On Saturday I headed for the old City of London (the ‘Square Mile’) – normally deserted at weekends apart from the odd tourists;  an amazing palimpsest of old buildings and narrow streets overlaid with new buildings in the wake of war damage (and much of the City is still an ongoing building site).  I also had the extra bonus of coinciding with the Hell’s Angels funeral for the biker who was shot on the M40 – floats piled high with flowers, several black limos, and a procession of 1500 Harleys (with hardly a helmet in sight).  When they all revved and hooted at traffic lights it was an awe-inspiring experience.

Anyway… I got to see the ancient Guildhall, seat of City government since the Middle Ages, power base for Dick Whittington and many another Lord Mayor of London. Very informative (not to say refreshingly opinionated) tour guide, too.

Also on the Guildhall site were the Clockmakers’ Company’s Museum – a fantastic unexpected treat for those like myself with a horological bent – and a magnificent (though confusingly laid out) Art Gallery which includes some really famous Victorian paintings (along with some pretty boring ones);  and, down below,  bits of the original Roman arena.

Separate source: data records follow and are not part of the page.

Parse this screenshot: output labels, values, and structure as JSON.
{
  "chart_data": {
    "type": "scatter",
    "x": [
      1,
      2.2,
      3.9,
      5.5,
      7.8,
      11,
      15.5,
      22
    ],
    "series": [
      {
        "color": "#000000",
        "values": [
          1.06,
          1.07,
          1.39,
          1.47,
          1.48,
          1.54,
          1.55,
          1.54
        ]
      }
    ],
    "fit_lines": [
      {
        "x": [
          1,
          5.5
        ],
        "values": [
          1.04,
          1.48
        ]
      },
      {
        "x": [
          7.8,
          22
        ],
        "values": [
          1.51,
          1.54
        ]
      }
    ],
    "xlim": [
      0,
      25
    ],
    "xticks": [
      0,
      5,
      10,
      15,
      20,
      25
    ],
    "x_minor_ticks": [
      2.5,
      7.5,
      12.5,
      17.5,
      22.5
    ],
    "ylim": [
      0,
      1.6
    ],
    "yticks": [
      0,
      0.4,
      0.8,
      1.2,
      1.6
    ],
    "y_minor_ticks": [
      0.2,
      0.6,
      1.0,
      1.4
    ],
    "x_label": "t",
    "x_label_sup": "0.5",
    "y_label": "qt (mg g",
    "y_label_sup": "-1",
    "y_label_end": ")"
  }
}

Meanwhile I was dropping en route into any City churches that happened to be open.  No room to describe them here, but all four were fascinating.

Then I searched out Doctor Johnson’s house in Gough Square, hidden down an alley off Fleet Street.  I had to queue and it was quite a crush inside, but it was well worth it (and there was a very helpful talk by a very young volunteer guide).  Wonderful insight into the home life of the great man (and his surprisingly pokey rooms), plus the attic in which his team of Scottish scribes beavered away on the Dictionary which was his life’s work.

Then on Sunday morning I headed out to the Theatre Royal, Stratford East (not to be confused with Shakespeare’s Stratford which is a long way from London!) – a gorgeous tiny jewel in dark red and gold, with three horseshoe balconies and a terrific history of memorable productions (driven by the great eccentric, Joan Littlewood), including A Taste of Honey and Oh What a Lovely War, marooned among lots of faceless concrete on the ring road of this underprivileged suburb.  (With the new Eurostar station and the Olympic site close by, perhaps it is heading for a new lease of life.)  After the backstage tour came another treat:  a talk by Murray Melvin (star of that original Taste of Honey in the 1950s), now a silver-haired gent who is the theatre’s Archivist and genius loci.  Wonderful.

That left Sunday afternoon for a dash across town to Leighton House in Holland Park – home of the hugely successful and rich Victorian society painter, Lord Leighton.  As he grew richer, he added extra wings to his house, including an outrageous ‘Arab pavilion’ with a pool in the floor, a golden dome, and genuine (purloined) antique tiles from Syria and Persia.

Sad to say, although the walls were hung with huge numbers of Victorian canvases, every time one leapt out at me as being worth a look, it turned out to be not by Frederic Leighton himself but by Burne-Jones or G F Watts (and NOT illustrated in the catalogue!).

A most satisfying weekend.  I would love to say more about all of these sites, having hardly begun to do justice to their glories.  Only 596 buildings left to do next year!